Ada Mae Edwards (19 June 1911 – 2004) was the first woman Speaker of the St. Kitts National Assembly.

==Life==
Edwards was born in Antigua in 1911. She trained as a teacher at the college on her island and in 1930 she came to St. Kitts. She worked as an assistant teacher and in her spare time she helped the Girl Guides. She was promoted until in 1941 she was headmistress to a school in Dieppe Bay.

In 1948 she undertook more training in Port of Spain and on her return she became the supervising teacher for the island of Nevis.

In 1959 she led a programme in St. Kitts to alleviate the high rate of unemployment. It was her task to train people for domestic service. By this means unemployed people obtained work abroad in Canada. Later in 1966 she was supervising the teaching of domestic science on the island of St. Kitts.
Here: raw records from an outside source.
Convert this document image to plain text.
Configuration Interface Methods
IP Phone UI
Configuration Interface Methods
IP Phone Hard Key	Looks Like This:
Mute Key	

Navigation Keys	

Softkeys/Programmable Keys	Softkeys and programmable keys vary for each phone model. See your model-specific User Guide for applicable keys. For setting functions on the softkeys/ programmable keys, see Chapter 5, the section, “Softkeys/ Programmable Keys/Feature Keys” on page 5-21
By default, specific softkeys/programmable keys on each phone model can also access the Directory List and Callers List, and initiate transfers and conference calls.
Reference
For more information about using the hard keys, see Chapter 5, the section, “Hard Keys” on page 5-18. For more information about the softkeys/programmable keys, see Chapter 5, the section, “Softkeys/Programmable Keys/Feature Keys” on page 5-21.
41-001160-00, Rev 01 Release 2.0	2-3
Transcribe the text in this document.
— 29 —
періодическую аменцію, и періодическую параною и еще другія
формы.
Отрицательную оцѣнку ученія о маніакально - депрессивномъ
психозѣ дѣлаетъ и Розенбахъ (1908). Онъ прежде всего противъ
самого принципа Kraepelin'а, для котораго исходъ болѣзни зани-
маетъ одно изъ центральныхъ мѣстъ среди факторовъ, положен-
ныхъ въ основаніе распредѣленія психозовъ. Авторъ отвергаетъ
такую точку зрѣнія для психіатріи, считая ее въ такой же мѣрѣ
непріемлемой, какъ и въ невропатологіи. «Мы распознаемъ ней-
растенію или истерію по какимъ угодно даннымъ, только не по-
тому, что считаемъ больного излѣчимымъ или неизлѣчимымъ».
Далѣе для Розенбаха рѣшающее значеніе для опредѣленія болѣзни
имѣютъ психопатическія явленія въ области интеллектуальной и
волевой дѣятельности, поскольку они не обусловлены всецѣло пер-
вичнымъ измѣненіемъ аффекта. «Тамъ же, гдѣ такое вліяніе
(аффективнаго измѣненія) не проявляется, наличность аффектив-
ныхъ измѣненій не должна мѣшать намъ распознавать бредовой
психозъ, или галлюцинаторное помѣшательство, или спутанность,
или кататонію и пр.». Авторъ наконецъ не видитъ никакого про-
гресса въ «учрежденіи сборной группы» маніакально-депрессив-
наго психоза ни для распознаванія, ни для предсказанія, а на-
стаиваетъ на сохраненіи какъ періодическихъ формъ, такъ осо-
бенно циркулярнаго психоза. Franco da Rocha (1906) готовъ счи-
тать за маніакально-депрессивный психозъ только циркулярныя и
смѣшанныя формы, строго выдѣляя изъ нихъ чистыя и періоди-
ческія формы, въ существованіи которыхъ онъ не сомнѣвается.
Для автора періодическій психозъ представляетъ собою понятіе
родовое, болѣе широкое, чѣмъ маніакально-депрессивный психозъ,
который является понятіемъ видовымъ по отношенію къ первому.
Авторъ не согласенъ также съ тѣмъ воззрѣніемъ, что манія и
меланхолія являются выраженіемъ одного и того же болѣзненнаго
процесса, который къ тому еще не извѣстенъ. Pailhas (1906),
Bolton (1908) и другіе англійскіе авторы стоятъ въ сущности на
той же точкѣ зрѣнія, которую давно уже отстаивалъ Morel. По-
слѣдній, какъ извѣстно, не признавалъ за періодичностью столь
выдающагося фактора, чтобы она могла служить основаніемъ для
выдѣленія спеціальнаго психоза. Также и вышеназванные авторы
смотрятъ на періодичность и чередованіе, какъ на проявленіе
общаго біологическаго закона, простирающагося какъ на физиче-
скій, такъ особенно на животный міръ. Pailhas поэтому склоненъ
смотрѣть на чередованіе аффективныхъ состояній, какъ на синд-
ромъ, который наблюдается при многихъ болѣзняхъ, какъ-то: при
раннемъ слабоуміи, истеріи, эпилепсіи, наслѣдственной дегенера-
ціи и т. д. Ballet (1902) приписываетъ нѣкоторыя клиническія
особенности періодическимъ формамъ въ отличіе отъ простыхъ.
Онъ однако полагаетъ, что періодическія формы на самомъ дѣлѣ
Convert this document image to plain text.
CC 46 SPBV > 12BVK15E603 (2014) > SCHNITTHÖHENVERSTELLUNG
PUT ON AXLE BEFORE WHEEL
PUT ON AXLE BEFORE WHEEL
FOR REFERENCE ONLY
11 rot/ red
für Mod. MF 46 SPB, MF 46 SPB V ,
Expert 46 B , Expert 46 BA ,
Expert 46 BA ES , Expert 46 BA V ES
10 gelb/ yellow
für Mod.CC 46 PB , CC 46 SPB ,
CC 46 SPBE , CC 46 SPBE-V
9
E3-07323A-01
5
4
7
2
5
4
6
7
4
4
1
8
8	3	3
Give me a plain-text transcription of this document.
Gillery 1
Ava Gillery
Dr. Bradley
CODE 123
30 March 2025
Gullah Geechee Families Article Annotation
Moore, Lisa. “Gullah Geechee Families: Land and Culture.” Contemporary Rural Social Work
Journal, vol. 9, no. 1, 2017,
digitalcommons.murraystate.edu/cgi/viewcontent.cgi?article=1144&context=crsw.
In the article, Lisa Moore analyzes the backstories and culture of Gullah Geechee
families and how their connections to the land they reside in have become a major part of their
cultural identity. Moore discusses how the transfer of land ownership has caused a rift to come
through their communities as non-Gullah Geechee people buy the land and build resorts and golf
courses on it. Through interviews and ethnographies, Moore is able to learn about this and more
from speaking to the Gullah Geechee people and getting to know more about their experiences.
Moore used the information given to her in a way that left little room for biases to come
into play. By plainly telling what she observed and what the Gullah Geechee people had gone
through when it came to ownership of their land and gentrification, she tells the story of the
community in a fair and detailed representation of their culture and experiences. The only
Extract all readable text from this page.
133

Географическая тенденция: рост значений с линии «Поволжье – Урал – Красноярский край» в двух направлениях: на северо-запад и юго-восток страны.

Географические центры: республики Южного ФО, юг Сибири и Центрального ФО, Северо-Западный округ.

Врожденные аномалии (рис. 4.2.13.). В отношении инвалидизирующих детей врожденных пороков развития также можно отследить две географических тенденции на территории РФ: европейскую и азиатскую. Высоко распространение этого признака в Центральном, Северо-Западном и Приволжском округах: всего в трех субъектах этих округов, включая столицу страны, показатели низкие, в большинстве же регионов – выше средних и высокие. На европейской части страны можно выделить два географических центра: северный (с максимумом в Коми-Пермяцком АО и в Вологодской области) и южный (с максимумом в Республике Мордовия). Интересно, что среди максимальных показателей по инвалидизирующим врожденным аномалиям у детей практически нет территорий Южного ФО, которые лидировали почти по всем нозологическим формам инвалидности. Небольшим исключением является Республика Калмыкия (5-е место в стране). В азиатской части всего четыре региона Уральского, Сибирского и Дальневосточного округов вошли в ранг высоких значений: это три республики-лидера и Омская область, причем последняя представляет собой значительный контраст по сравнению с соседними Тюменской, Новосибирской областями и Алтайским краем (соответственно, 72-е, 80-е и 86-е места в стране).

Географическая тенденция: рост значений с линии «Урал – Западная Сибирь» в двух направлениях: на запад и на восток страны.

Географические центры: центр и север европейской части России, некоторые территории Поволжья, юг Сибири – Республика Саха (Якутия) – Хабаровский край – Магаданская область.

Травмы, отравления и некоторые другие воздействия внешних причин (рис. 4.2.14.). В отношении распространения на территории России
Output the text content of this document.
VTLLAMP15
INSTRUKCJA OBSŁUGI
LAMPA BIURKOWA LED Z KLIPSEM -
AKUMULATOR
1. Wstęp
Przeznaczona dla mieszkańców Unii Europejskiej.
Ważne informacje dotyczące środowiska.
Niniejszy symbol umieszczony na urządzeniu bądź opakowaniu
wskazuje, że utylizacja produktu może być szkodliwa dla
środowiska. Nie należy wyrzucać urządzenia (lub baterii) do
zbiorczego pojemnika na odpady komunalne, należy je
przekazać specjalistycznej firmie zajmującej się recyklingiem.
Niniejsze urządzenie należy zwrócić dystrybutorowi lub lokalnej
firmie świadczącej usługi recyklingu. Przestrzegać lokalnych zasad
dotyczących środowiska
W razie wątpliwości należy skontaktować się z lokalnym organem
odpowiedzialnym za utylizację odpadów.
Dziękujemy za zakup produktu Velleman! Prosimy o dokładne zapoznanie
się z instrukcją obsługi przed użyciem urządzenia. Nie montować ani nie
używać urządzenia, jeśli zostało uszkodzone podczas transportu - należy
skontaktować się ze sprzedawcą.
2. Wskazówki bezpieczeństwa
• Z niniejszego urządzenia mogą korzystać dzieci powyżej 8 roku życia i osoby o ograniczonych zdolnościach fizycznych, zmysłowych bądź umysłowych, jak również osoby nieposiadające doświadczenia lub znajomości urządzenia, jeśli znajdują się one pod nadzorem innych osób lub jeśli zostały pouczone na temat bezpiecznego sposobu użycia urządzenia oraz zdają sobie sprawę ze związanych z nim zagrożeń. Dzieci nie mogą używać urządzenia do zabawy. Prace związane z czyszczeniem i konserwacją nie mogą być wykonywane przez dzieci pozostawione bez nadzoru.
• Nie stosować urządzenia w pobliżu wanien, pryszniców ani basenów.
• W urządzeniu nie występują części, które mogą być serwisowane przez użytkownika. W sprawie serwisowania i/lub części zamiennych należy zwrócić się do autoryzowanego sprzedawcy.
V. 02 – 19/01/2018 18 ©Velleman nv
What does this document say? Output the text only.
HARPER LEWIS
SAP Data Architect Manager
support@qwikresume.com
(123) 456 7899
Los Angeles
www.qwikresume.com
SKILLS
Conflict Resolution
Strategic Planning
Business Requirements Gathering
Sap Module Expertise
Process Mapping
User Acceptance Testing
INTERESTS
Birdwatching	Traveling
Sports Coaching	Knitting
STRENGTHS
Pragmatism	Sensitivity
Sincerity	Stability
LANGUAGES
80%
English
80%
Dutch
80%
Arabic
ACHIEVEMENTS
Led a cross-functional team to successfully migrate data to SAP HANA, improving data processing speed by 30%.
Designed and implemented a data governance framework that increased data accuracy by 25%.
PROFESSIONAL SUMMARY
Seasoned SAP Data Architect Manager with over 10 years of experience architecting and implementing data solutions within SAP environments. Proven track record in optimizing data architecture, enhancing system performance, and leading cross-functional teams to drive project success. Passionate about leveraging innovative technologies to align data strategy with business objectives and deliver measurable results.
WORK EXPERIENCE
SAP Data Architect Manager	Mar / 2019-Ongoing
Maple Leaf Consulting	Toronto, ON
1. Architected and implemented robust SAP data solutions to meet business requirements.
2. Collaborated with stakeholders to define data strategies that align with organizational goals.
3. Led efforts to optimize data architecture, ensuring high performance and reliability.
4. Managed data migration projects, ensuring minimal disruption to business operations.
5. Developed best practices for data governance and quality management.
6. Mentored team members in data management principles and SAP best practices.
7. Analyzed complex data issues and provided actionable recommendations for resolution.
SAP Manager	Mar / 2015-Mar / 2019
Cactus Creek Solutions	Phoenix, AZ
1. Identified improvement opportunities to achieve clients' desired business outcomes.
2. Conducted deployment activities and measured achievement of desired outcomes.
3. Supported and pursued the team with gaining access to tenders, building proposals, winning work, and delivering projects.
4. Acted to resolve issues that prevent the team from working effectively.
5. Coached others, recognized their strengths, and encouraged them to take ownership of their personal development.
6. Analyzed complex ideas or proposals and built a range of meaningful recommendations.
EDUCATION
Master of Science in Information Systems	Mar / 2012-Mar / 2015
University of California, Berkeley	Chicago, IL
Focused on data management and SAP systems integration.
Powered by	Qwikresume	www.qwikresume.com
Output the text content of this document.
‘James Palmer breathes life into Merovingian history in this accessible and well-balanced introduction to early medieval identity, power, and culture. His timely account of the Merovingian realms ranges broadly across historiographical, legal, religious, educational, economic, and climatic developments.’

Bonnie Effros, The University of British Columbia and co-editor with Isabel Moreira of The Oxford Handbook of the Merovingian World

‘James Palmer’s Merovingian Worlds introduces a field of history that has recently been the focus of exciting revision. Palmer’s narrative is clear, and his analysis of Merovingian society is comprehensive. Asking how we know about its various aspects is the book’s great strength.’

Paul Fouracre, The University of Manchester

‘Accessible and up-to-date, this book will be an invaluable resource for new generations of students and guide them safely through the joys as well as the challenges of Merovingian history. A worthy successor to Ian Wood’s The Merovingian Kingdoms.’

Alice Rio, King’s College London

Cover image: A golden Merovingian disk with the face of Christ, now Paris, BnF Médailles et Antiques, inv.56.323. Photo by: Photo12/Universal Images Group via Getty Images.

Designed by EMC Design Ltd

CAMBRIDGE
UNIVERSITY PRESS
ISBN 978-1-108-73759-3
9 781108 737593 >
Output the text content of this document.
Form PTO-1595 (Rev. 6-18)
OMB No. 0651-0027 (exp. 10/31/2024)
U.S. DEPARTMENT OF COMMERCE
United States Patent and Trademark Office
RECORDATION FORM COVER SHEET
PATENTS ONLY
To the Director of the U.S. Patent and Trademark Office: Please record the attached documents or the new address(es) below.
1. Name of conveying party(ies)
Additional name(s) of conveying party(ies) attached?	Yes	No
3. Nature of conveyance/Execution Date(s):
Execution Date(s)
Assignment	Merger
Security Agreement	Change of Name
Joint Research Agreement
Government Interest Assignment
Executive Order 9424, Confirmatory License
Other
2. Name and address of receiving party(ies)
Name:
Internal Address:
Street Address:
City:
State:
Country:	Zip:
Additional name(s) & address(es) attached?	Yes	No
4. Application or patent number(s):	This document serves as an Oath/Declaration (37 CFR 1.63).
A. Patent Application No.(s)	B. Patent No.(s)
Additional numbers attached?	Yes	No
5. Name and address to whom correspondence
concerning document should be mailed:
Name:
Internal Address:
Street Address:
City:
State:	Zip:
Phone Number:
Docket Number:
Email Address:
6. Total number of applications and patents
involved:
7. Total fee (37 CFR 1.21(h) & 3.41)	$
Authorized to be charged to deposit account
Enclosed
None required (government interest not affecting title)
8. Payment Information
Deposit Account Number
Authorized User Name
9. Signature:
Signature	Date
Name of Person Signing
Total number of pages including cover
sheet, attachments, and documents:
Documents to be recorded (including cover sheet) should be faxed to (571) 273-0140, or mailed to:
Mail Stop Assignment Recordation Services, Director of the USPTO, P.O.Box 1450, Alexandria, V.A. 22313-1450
In that year she was made a Member of the Order of the British Empire.

Edwards was politically active and she became the executive officer of the St. Kitts-Nevis Trades and Labour Union in 1972. She was allowed to represent the Labour Party and she was elected to be the Speaker of St. Kitts Assembly. She became the first woman speaker in 1978 in Saint Kitts and Nevis. She died in 2004. In 2011 she was one of the women chosen to be honoured in an exhibition to celebrate International Women's Day.